Eygi had also previously protested the oil pipeline on the Standing Rock
reservation, and was critical of Turkish nationalism and violence
against Kurdish minorities, Fani said: "She was very critical of US
foreign policy and white supremacy in the US, and
Israel was no exception."
Carrie Perrin, academic services director of UW's psychology department,
told the Seattle
Times
in an email that Eygi was a friend and a "bright light who carried with
her warmth and compassion", adding: "Her communities were made better by
her life and her death leaves hearts breaking around the world today."
Ana Mari Cauce, the UW president, said Eygi had been a peer mentor in
psychology who "helped welcome new students to the department and
provided a positive influence in their lives".

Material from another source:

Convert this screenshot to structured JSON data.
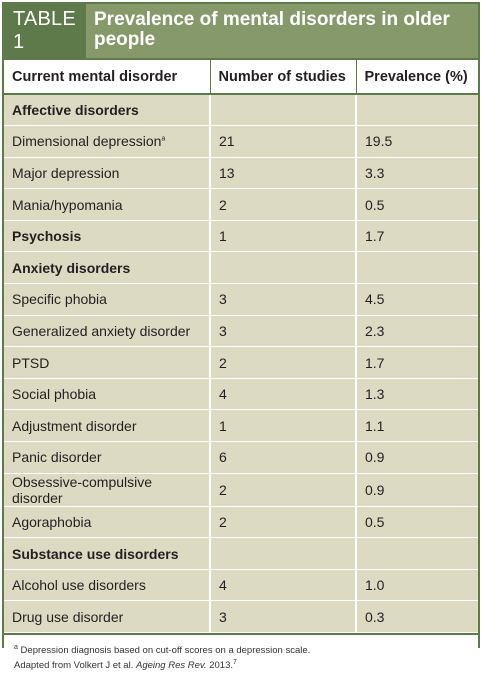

Fani said Eygi had been deeply dismayed by the UW administration's
handling of campus protests, and that he hoped her killing would
encourage campus administrators across the country to end their
crackdowns on pro-Palestinian activism.
Eygi's killing drew immediate comparisons to the 2003 killing of Rachel
Corrie,
a 23-year-old American, also from Washington state, who was killed by an
Israeli army bulldozer while protesting the military's destruction of
homes in Rafah with the International Solidarity Movement (ISM).
ISM said in a
statement
that the group had been engaged in a peaceful, weekly demonstration
before Israeli forces shot Eygi: "The demonstration, which primarily
involved men and children praying, was met with force from the Israeli
army stationed on a hill."
Eygi's family released a
statement
on Saturday through the ISM, calling for an independent investigation to
"ensure full accountability for the guilty parties", and remembering
Eygi as a "loving daughter, sister, partner, and aunt".
"She was gentle, brave, silly, supportive, and a ray of sunshine," her
family said. "She wore her heart on her sleeves. She felt a deep
responsibility to serve others and lived a life of caring for those in
need with action. She was a fiercely passionate human rights activist
her whole life -- a steadfast and staunch advocate of justice."
Fani and a colleague spoke earlier about the irony of her killing
garnering an international response, he said: "She wanted to bring
attention to the suffering of Palestinians. And if she were alive right
now, she'd say: 'I got that attention because I'm an American citizen,
because Palestinians have become a number. The human cost has been
strategically hidden from the American public and certainly from the
Israeli public.' ... Obviously this is not the outcome she would have
wanted, but it is just so poetic, in such a twisted, stomach-churning
way, that she went this way."
The professor recounted the musicality in the way Eygi spoke, and said
he used to joke that he wanted to study her voice: "She was so easy to
talk to and truly an embodiment of the meaning of her name, Ayşenur,
which is 'life and light'. She was just an incredibly beautiful person
and good friend and the world is a worse place without her."